Improving Retrieval-Augmented Neural Machine Translation with Monolingual Data
Maxime Bouthors, Josep Crego, François Yvon
TL;DR
This work investigates leveraging target-language monolingual data to enhance retrieval-augmented NMT by introducing cross-lingual information retrieval (CLIR) that directly retrieves target-side segments. It proposes lexical-aware metric-learning objectives to fine-tune multilingual encoders so that retrieved segments align with lexical overlap, and evaluates three RANMT architectures across multiple language pairs and domains. In controlled settings, CLIR matches TM-based retrieval, and in large-scale monolingual-resource scenarios it delivers substantial translation gains (up to +3.8 BLEU on Wikipedia) with competitive retrieval costs.

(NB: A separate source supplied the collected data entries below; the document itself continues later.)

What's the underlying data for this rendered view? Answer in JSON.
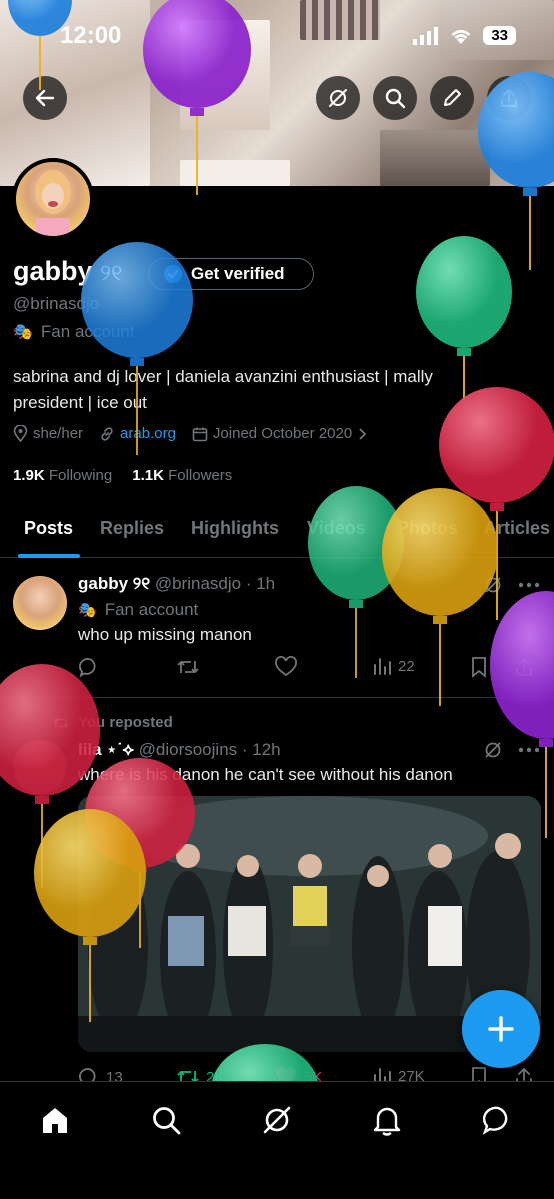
{
  "status": {
    "time": "12:00",
    "battery": "33"
  },
  "profile": {
    "name": "gabby",
    "name_symbols": "୨୧",
    "handle": "@brinasdjo",
    "category": "Fan account",
    "verify_label": "Get verified",
    "bio_line1": "sabrina and dj lover | daniela avanzini enthusiast | mally",
    "bio_line2": "president | ice out",
    "pronouns": "she/her",
    "link": "arab.org",
    "joined": "Joined October 2020",
    "following_count": "1.9K",
    "following_label": "Following",
    "followers_count": "1.1K",
    "followers_label": "Followers"
  },
  "tabs": [
    "Posts",
    "Replies",
    "Highlights",
    "Videos",
    "Photos",
    "Articles"
  ],
  "posts": [
    {
      "name": "gabby ୨୧",
      "handle": "@brinasdjo",
      "time": "1h",
      "category": "Fan account",
      "text": "who up missing manon",
      "views": "22"
    },
    {
      "repost_label": "You reposted",
      "name": "lila ⋆˙⟡",
      "handle": "@diorsoojins",
      "time": "12h",
      "text": "where is his danon he can't see without his danon",
      "replies": "13",
      "reposts": "2K",
      "likes": "5K",
      "views": "27K"
    }
  ],
  "colors": {
    "accent": "#1d9bf0",
    "background": "#000000",
    "muted": "#71767b",
    "balloon_purple": "#9b30d9",
    "balloon_blue": "#2a8fe6",
    "balloon_green": "#2ec98a",
    "balloon_red": "#e0304f",
    "balloon_yellow": "#e9b41c"
  }
}
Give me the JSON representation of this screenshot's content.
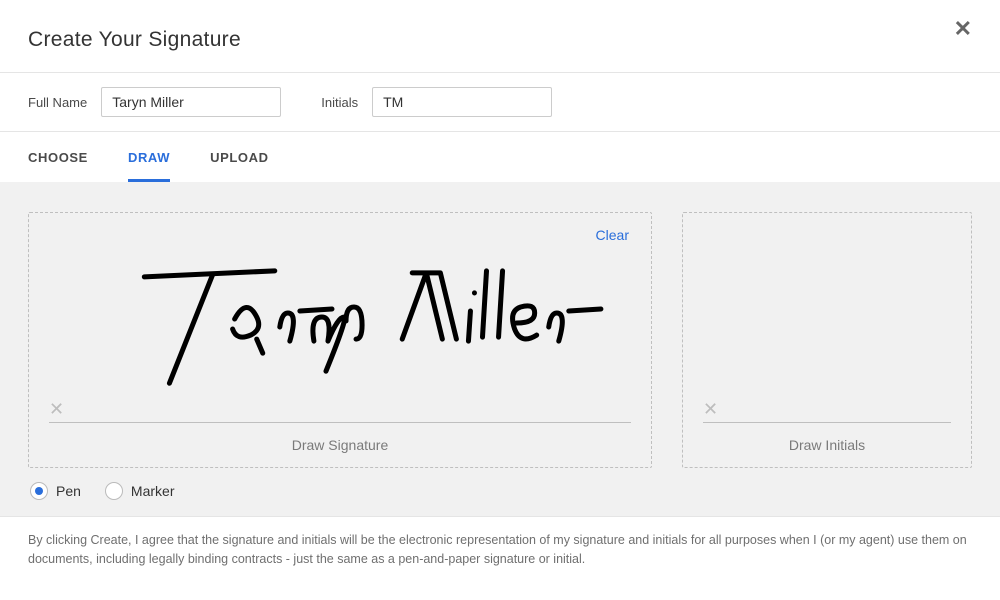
{
  "header": {
    "title": "Create Your Signature"
  },
  "form": {
    "full_name_label": "Full Name",
    "full_name_value": "Taryn Miller",
    "initials_label": "Initials",
    "initials_value": "TM"
  },
  "tabs": {
    "choose": "CHOOSE",
    "draw": "DRAW",
    "upload": "UPLOAD",
    "active": "draw"
  },
  "signature": {
    "clear_label": "Clear",
    "signature_caption": "Draw Signature",
    "initials_caption": "Draw Initials",
    "drawn_text_preview": "Taryn Miller"
  },
  "tools": {
    "pen_label": "Pen",
    "marker_label": "Marker",
    "selected": "pen"
  },
  "disclaimer": "By clicking Create, I agree that the signature and initials will be the electronic representation of my signature and initials for all purposes when I (or my agent) use them on documents, including legally binding contracts - just the same as a pen-and-paper signature or initial."
}
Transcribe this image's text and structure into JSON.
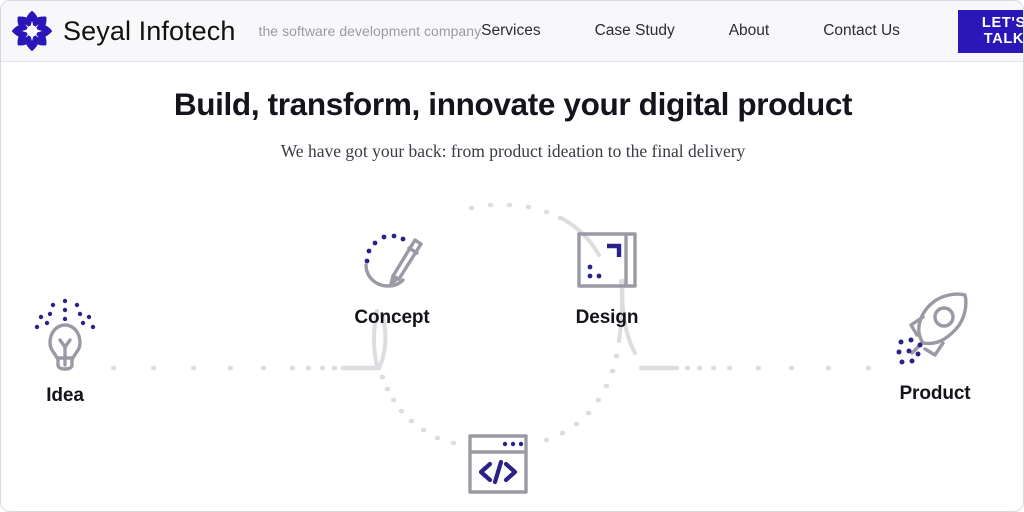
{
  "header": {
    "logo_icon": "seyal-flower-logo-icon",
    "brand_name": "Seyal Infotech",
    "tagline": "the software development company",
    "nav_items": [
      {
        "label": "Services"
      },
      {
        "label": "Case Study"
      },
      {
        "label": "About"
      },
      {
        "label": "Contact Us"
      }
    ],
    "cta_label": "LET'S TALK",
    "cta_color": "#2a17b8"
  },
  "hero": {
    "title": "Build, transform, innovate your digital product",
    "subtitle": "We have got your back: from product ideation to the final delivery"
  },
  "journey": {
    "stages": [
      {
        "id": "idea",
        "label": "Idea",
        "icon": "lightbulb-icon"
      },
      {
        "id": "concept",
        "label": "Concept",
        "icon": "pencil-icon"
      },
      {
        "id": "design",
        "label": "Design",
        "icon": "design-frame-icon"
      },
      {
        "id": "product",
        "label": "Product",
        "icon": "rocket-icon"
      }
    ],
    "code_node": {
      "icon": "code-window-icon",
      "symbol": "</>"
    },
    "accent_color": "#2a2288",
    "line_color": "#9a9aa6"
  }
}
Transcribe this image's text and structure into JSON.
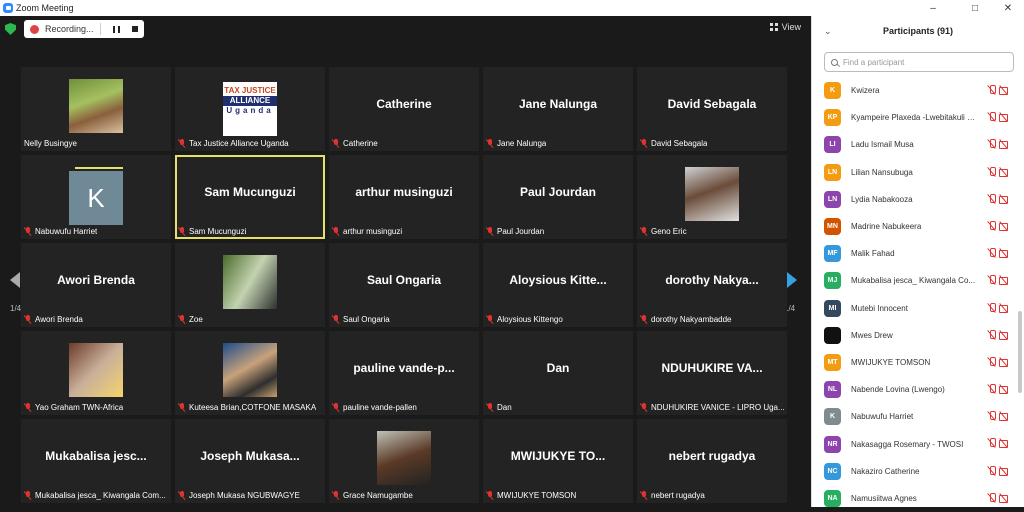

The findings demonstrate the practical viability of monolingual-target retrieval for improving RANMT and point to future work in scaling encoders, refining CLIR training, and exploring broader domain and language coverage.
Abstract
Conventional retrieval-augmented neural machine translation (RANMT) systems leverage bilingual corpora, e.g., translation memories (TMs). Yet, in many settings, monolingual corpora in the target language are often available. This work explores ways to take advantage of such resources by directly retrieving relevant target language segments, based on a source-side query. For this, we design improved cross-lingual retrieval systems, trained with both sentence level and word-level matching objectives. In our experiments with three RANMT architectures, we assess such cross-lingual objectives in a controlled setting, reaching performances that match those of standard TM-based models. We also showcase our method on a real-world settings, using much larger monolingual and observe strong improvements over both the baseline setting and general-purpose cross-lingual retrievers.